The business plans also include suggestions for increasing revenue, securing sponsorships, and cutting operational costs.
However, the committee was informed of challenges identified through a PESTLE analysis, a tool used to assess external factors influencing business strategies. As a state-run broadcaster, PTV is subject to government oversight, which can alter content and organizational priorities. Unlike private channels, PTV’s public service mandate limits its advertising revenue, impacting profitability.
Despite these hurdles, Pakistan has over 90 million TV viewers, and TV advertising spending reached Rs50 billion in FY2023-24, up from Rs43.4 billion in the previous year. In contrast, digital media advertising spending dropped to Rs25.25 billion in FY2023-24 from Rs26.5 billion the year before, according to the Ministry of Information.
For PBC, the business plan focuses on boosting income through improved programming, enhanced signal quality, and the use of seven large unused spaces and six vast tracts of land in different cities. Proposed measures include placing ATM booths and advertising billboards at key Radio Pakistan locations.
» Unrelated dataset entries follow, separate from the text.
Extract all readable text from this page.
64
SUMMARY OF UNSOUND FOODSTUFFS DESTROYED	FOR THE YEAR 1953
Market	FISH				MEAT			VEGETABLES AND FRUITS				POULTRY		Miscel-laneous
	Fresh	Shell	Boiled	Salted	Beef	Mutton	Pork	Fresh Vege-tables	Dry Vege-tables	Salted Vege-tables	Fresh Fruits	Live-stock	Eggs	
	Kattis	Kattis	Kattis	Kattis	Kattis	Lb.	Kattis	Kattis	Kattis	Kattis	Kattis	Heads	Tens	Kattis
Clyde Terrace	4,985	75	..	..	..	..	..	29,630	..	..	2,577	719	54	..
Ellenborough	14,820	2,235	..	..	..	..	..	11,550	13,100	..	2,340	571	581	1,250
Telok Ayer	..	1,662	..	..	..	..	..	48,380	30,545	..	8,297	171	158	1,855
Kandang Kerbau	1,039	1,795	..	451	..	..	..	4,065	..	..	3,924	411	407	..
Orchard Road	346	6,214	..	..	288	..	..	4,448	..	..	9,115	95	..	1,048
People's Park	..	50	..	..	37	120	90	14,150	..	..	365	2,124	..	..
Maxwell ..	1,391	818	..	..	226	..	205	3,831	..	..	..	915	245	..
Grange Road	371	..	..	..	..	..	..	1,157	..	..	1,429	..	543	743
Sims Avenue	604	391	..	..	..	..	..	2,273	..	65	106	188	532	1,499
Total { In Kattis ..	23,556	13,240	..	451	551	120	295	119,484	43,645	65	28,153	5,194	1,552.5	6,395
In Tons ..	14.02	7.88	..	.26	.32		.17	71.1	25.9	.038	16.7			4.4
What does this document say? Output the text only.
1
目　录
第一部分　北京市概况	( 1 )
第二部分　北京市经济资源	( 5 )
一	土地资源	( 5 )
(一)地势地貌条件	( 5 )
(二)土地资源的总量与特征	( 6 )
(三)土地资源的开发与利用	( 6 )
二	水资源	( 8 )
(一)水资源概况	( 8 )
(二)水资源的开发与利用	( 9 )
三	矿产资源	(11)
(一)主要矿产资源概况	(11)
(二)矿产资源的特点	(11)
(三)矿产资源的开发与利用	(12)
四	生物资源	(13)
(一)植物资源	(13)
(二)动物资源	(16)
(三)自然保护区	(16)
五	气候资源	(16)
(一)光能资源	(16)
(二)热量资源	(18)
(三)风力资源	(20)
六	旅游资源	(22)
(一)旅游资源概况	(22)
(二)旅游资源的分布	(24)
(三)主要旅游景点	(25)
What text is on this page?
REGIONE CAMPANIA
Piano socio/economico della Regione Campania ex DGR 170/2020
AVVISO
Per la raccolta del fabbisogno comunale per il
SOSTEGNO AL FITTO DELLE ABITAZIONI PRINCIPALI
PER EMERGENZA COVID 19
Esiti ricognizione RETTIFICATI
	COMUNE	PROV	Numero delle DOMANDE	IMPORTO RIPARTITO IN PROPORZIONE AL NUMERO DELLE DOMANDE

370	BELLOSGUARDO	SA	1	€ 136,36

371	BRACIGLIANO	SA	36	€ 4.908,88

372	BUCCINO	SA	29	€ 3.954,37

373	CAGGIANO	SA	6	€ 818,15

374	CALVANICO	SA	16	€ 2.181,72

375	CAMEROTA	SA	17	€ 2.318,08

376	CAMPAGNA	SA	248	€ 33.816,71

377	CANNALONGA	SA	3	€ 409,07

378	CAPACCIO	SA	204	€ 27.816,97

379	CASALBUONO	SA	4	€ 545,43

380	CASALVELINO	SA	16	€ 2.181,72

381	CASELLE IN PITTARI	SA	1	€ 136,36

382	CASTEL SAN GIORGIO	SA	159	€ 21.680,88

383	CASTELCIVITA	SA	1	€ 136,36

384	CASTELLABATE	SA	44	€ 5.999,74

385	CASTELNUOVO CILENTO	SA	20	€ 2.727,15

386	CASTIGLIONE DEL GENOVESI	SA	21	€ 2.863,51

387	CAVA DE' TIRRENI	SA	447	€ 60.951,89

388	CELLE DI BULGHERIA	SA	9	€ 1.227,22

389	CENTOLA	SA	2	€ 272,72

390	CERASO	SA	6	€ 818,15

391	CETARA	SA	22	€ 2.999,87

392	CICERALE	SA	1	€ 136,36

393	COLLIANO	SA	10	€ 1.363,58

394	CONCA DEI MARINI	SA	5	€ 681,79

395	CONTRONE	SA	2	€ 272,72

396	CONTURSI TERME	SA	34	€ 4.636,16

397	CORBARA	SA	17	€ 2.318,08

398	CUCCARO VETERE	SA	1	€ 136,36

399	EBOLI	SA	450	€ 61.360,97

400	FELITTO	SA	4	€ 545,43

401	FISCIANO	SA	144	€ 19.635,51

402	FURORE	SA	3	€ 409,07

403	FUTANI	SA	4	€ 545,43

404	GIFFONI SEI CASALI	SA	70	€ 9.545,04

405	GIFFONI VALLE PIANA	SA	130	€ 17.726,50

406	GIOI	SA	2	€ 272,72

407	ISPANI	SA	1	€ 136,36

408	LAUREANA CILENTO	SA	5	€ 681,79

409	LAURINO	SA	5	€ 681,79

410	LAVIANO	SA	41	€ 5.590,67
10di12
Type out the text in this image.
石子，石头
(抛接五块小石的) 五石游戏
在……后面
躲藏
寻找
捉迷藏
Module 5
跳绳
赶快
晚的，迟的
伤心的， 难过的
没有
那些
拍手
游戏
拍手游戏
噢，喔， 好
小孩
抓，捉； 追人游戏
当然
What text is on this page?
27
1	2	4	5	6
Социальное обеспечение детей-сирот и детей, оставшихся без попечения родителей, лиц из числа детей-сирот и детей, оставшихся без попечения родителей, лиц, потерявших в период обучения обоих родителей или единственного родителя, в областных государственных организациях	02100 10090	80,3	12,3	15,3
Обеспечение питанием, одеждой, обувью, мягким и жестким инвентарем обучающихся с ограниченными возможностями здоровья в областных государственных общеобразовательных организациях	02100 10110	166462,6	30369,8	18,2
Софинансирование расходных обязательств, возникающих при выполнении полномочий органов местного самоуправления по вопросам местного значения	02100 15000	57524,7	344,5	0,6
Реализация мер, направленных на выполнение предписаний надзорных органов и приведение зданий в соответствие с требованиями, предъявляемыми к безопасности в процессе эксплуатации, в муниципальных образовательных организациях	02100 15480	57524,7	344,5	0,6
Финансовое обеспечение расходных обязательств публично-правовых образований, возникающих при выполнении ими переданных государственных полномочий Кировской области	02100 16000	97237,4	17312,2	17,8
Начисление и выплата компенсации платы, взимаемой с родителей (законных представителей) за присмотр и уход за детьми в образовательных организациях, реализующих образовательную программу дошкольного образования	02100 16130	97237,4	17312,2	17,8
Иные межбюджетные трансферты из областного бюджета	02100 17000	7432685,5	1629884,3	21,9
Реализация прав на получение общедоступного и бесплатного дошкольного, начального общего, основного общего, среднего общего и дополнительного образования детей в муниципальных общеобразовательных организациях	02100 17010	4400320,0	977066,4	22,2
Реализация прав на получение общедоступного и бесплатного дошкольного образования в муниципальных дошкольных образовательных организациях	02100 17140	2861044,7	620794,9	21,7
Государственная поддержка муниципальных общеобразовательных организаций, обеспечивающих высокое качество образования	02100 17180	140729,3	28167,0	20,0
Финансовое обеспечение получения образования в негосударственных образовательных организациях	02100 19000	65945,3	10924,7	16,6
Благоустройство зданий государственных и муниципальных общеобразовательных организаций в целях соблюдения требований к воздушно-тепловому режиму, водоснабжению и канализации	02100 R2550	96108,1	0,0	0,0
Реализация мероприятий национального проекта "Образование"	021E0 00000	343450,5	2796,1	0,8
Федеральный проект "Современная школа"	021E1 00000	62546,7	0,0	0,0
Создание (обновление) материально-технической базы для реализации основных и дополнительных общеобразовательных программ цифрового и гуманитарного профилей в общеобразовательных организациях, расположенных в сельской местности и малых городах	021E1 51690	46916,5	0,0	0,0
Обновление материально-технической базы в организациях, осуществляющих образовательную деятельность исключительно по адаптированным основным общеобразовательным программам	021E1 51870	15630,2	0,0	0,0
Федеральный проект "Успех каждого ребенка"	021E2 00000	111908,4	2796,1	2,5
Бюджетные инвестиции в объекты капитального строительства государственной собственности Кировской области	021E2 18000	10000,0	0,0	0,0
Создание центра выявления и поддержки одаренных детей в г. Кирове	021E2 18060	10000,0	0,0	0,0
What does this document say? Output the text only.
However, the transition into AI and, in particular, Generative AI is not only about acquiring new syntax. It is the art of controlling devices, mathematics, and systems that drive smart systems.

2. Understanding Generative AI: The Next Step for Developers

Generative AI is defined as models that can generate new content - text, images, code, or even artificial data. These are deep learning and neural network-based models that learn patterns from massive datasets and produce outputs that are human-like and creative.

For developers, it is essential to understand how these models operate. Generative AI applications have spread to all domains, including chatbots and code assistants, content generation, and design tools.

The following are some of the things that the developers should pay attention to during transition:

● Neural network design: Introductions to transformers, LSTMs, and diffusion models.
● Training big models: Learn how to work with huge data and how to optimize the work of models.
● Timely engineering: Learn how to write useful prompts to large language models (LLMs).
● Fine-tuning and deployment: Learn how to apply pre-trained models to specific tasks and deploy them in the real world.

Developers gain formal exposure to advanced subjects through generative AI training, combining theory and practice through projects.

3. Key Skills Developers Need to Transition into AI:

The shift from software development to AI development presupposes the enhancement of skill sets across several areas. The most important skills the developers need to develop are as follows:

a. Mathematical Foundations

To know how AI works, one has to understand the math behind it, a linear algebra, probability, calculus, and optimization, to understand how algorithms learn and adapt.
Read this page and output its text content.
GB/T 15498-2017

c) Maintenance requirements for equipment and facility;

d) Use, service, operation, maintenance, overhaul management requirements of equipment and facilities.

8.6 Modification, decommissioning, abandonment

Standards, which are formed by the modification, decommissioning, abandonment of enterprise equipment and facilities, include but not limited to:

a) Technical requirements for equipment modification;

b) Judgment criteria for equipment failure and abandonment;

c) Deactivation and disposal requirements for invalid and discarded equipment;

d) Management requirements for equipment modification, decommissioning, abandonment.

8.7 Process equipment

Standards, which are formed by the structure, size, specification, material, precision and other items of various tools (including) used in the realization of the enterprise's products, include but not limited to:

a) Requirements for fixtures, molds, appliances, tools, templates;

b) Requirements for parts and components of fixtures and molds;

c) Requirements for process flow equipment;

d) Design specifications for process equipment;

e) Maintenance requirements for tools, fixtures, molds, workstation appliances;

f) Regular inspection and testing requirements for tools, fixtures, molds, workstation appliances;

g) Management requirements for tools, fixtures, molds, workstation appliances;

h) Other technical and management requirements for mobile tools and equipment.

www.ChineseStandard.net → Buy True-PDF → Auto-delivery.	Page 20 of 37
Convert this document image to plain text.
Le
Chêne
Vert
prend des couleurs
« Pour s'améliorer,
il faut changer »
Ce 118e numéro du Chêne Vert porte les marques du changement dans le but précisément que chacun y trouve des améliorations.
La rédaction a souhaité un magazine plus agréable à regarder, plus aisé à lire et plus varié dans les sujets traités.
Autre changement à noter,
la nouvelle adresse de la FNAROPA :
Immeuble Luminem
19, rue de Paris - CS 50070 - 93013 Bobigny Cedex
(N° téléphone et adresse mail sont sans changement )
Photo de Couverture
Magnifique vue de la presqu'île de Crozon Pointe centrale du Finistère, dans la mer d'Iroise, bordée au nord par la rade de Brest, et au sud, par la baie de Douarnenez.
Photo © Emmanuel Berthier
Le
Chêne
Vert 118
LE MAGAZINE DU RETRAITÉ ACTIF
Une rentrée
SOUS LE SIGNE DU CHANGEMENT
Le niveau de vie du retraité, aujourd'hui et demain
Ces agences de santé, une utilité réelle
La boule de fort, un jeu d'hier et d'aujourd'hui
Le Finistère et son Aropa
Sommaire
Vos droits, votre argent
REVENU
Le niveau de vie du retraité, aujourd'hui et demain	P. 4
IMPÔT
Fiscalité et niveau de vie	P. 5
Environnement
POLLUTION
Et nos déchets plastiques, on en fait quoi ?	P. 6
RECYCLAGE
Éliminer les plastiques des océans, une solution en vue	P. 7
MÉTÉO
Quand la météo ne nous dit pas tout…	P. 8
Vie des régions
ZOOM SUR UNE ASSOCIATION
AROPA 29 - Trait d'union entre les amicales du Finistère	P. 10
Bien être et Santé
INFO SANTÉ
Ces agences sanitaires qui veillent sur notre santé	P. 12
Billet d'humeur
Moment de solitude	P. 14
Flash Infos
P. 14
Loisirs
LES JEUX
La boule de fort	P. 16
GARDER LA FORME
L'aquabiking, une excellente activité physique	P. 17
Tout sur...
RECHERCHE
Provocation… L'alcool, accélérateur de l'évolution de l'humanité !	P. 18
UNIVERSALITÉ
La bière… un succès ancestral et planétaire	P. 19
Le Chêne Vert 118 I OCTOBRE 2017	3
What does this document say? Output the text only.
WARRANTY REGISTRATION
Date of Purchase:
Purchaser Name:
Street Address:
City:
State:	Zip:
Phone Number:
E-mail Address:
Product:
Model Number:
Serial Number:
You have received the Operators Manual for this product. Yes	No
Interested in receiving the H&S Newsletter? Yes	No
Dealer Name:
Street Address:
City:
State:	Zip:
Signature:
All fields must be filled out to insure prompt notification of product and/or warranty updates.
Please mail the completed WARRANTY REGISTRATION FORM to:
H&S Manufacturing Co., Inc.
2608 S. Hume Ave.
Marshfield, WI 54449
The committee was informed that PBC could achieve financial self-sufficiency within two years of implementing the plan, according to the Ministry of Finance.
In addition to the broadcaster business plans, the committee approved the reconstitution of the Board of Directors for the Karachi Tools, Dies, and Mould Centre (KTDMC) under the Ministry of Industries and Production. The CCoSOEs approved the appointment of five private-sector candidates and ex-officio directors for a three-year term, with Abdur Razaaq Gauhar serving as the Board’s Chairman. This reconstitution aims to improve corporate governance and ensure effective decision-making.
The committee also approved the reconstitution of the Board of Directors for the Technology Upgradation and Skills Development Company (TUSDEC). Six private-sector candidates and ex-officio directors were appointed for a three-year term, with Muhammad Noorud Din Daud as Chairman. These changes are in line with the SOEs Ownership and Management Policy, 2023, to improve operational efficiency and align the company’s objectives with national priorities.